Sa voix à peine. Sa voix me revient par à-coups, disparaît, se tait, revient. Floue. Éphémère, de forme incertaine. Mon oreille peine à en déterminer les contours, la tessiture. Plutôt aiguë au naturel, elle l’était un peu plus dans la joie ; ténue dans l’intime discussion ; basse et grondante, sourde dans la réprimande ou la colère. Elle se faisait alors métallique, nette, coupante. Parfois sifflante, faisant sonner les s. Je ne l’aimais pas chevrotante. C’était quand elle pleurait.
A dire vrai ce n’est pas une voix mais des voix d’elle. Toute une palette de couleurs de voix. De la plus solaire à la plus grise, transparente ou opaque, vive ou terne. C’est le souvenir que j’ai d’elle disant. Non pas d’une voix mais toutes ses voix, même quand je ne parviens pas vraiment à en retrouver la tonalité précise, le timbre, l’intonation, l’élan.
La voix indissociable du regard, j’entends je lis en elle, comme ils vont par deux, en résonance. Le regard souligne la voix, transmet l’intention quand elle n’est pas assez claire. Sourcil arqué ou paupières déliées, yeux rieurs, inquiets, agacés, fâchés, paisibles, ils sont l’écho visuel de la voix.

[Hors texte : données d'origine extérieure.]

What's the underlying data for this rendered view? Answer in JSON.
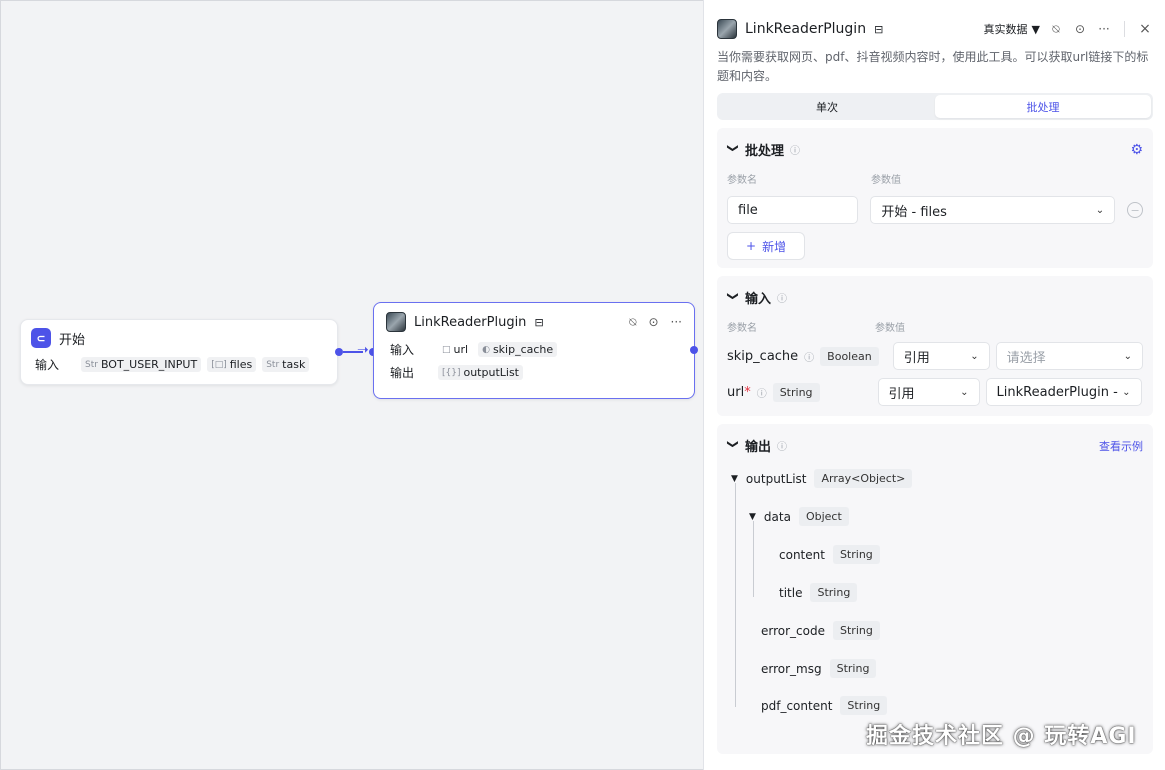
{
  "start_node": {
    "title": "开始",
    "icon": "start-icon",
    "input_label": "输入",
    "inputs": [
      {
        "prefix": "Str",
        "name": "BOT_USER_INPUT"
      },
      {
        "prefix": "[□]",
        "name": "files"
      },
      {
        "prefix": "Str",
        "name": "task"
      }
    ]
  },
  "plugin_node": {
    "title": "LinkReaderPlugin",
    "input_label": "输入",
    "output_label": "输出",
    "inputs": [
      {
        "icon": "□",
        "name": "url"
      },
      {
        "icon": "◐",
        "name": "skip_cache"
      }
    ],
    "outputs": [
      {
        "icon": "[{}]",
        "name": "outputList"
      }
    ]
  },
  "panel": {
    "title": "LinkReaderPlugin",
    "data_mode": "真实数据",
    "description": "当你需要获取网页、pdf、抖音视频内容时，使用此工具。可以获取url链接下的标题和内容。",
    "tabs": {
      "single": "单次",
      "batch": "批处理"
    },
    "batch": {
      "title": "批处理",
      "col_name": "参数名",
      "col_value": "参数值",
      "param_name": "file",
      "param_value": "开始 - files",
      "add_label": "新增"
    },
    "input": {
      "title": "输入",
      "col_name": "参数名",
      "col_value": "参数值",
      "rows": [
        {
          "name": "skip_cache",
          "required": false,
          "type": "Boolean",
          "mode": "引用",
          "value": "请选择",
          "placeholder": true
        },
        {
          "name": "url",
          "required": true,
          "type": "String",
          "mode": "引用",
          "value": "LinkReaderPlugin -",
          "placeholder": false
        }
      ]
    },
    "output": {
      "title": "输出",
      "example_link": "查看示例",
      "tree": {
        "outputList": {
          "name": "outputList",
          "type": "Array<Object>"
        },
        "data": {
          "name": "data",
          "type": "Object"
        },
        "content": {
          "name": "content",
          "type": "String"
        },
        "title": {
          "name": "title",
          "type": "String"
        },
        "error_code": {
          "name": "error_code",
          "type": "String"
        },
        "error_msg": {
          "name": "error_msg",
          "type": "String"
        },
        "pdf_content": {
          "name": "pdf_content",
          "type": "String"
        }
      }
    }
  },
  "watermark": "掘金技术社区 @ 玩转AGI",
  "colors": {
    "accent": "#4d53e8",
    "required": "#e53241"
  }
}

Quand je la cherche trop, sa voix m’échappe, elle fuit. Elle ne laisse happer qu’au détour d’un souvenir, d’une photographie, d’un mot qu’elle aurait dit à quelqu’un, d’un conseil, d’une dispute qui remonte à la surface sans prévenir, ou de l’évocation d’elle. Le moment où sa voix est la plus nette : un surgissement brusque, sans préméditation.
Je sais où la retrouver : dans les films de vacances, jamais plus entendus depuis que la voix s’est tu. Probablement déformée, probablement un succédané mais voix quand même.